The answer can only be that it is a garden that is physical but also spiritual, in that it cannot be seen by our physical eye. Adam was a man who could see and touch both the physical realm and the spiritual realm of this world, and of God's. Due to the fall of man sin has placed a veil between God and Adam, to the point that after he left Eden he was no longer able to touch or see it. This veil grew to the point that man no longer was able to naturally see God, unless he revealed Himself to man in a physically manifested way.
“There was no veil in Paradise between man and God. There were three places or regions; the outer earth, Eden, and "the Garden of Eden”, or Paradise; but there was no veil nor fence between, hindering access from the one to the other. There was nothing to prevent man from going in to speak with God, or God from coming out to speak with man. It was not till after man had disobeyed that the veil was let down which separated God from man, which made a distinction between the dwellings of man and the habitation of God.
Before God had spoken or done aught in the way of separation, man betrayed his consciousness of his new standing, and of the necessity for a covering or screen. He fled from God into the thick trees of the garden, that their foliage might hide him from God and God from him. In so doing he showed that he felt two things,-- 1. That there must be a veil between him and God; 2. That, now, in his altered position, distance from God (if such a thing could be) was his safety.”
“Even if God had said "draw near," man could not have responded "let us draw near," or felt "it is good for me to draw near to God." For sin had now come between, and until that should be dealt with in the way of pardon and removal, he could not approach God, nor expect God to approach him.”
(Rent Veil / Bonar)
How this must have broken God’s heart for man was made in His image, and was created to commune with Him. Now there was a veil hiding His physical presence from man. But God had a plan! He would send His only begotten Son, to take the form of man, and tear that veil in two once and for all.
When John the Baptist came on the scene, for the first time in over four hundred years, a public prophetic voice was heard pronouncing that the Kingdom of Heaven was at hand. During Jesus' public life, the dead were being brought back to life, the sick were being healed, the blind were seeing and the deaf were hearing.
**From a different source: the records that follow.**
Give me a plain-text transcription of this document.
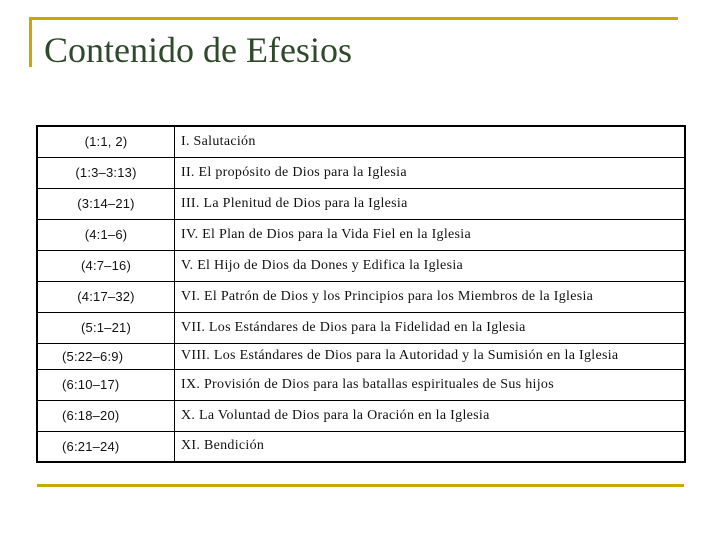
Contenido de Efesios
(1:1, 2)	I. Salutación
(1:3–3:13)	II. El propósito de Dios para la Iglesia
(3:14–21)	III. La Plenitud de Dios para la Iglesia
(4:1–6)	IV. El Plan de Dios para la Vida Fiel en la Iglesia
(4:7–16)	V. El Hijo de Dios da Dones y Edifica la Iglesia
(4:17–32)	VI. El Patrón de Dios y los Principios para los Miembros de la Iglesia
(5:1–21)	VII. Los Estándares de Dios para la Fidelidad en la Iglesia
(5:22–6:9)	VIII. Los Estándares de Dios para la Autoridad y la Sumisión en la Iglesia
(6:10–17)	IX. Provisión de Dios para las batallas espirituales de Sus hijos
(6:18–20)	X. La Voluntad de Dios para la Oración en la Iglesia
(6:21–24)	XI. Bendición
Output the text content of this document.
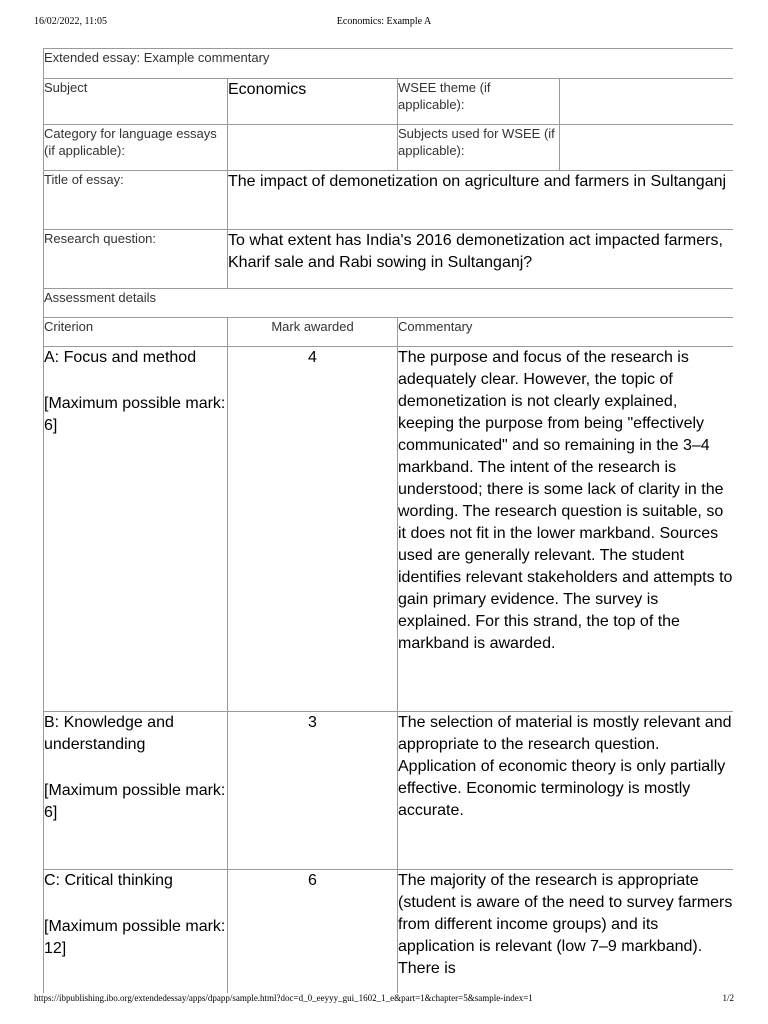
16/02/2022, 11:05	Economics: Example A
Extended essay: Example commentary			
Subject	Economics	WSEE theme (if applicable):	
Category for language essays (if applicable):		Subjects used for WSEE (if applicable):	
Title of essay:	The impact of demonetization on agriculture and farmers in Sultanganj		
Research question:	To what extent has India's 2016 demonetization act impacted farmers, Kharif sale and Rabi sowing in Sultanganj?		
Assessment details			
Criterion	Mark awarded	Commentary	

A: Focus and method
[Maximum possible mark: 6]	4	The purpose and focus of the research is adequately clear. However, the topic of demonetization is not clearly explained, keeping the purpose from being "effectively communicated" and so remaining in the 3–4 markband. The intent of the research is understood; there is some lack of clarity in the wording. The research question is suitable, so it does not fit in the lower markband. Sources used are generally relevant. The student identifies relevant stakeholders and attempts to gain primary evidence. The survey is explained. For this strand, the top of the markband is awarded.	

B: Knowledge and understanding
[Maximum possible mark: 6]	3	The selection of material is mostly relevant and appropriate to the research question. Application of economic theory is only partially effective. Economic terminology is mostly accurate.	

C: Critical thinking
[Maximum possible mark: 12]	6	The majority of the research is appropriate (student is aware of the need to survey farmers from different income groups) and its application is relevant (low 7–9 markband). There is	
https://ibpublishing.ibo.org/extendedessay/apps/dpapp/sample.html?doc=d_0_eeyyy_gui_1602_1_e&part=1&chapter=5&sample-index=1	1/2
In Luke 11:20 Jesus makes a significant statement and declares that the Kingdom of Heaven has come upon us. “If I drive out demons by the finger of God, then the kingdom of God has come upon you.” What does this mean, and of what significance is it to us anyway?
Since the fall of man till this time and even now, men have realized that “we got to get ourselves back to the garden”. (Woodstock, 1969, Cosby, Still, Nash and Young) The Garden being not so much a physical place as much as it was a place of communion with our Creator.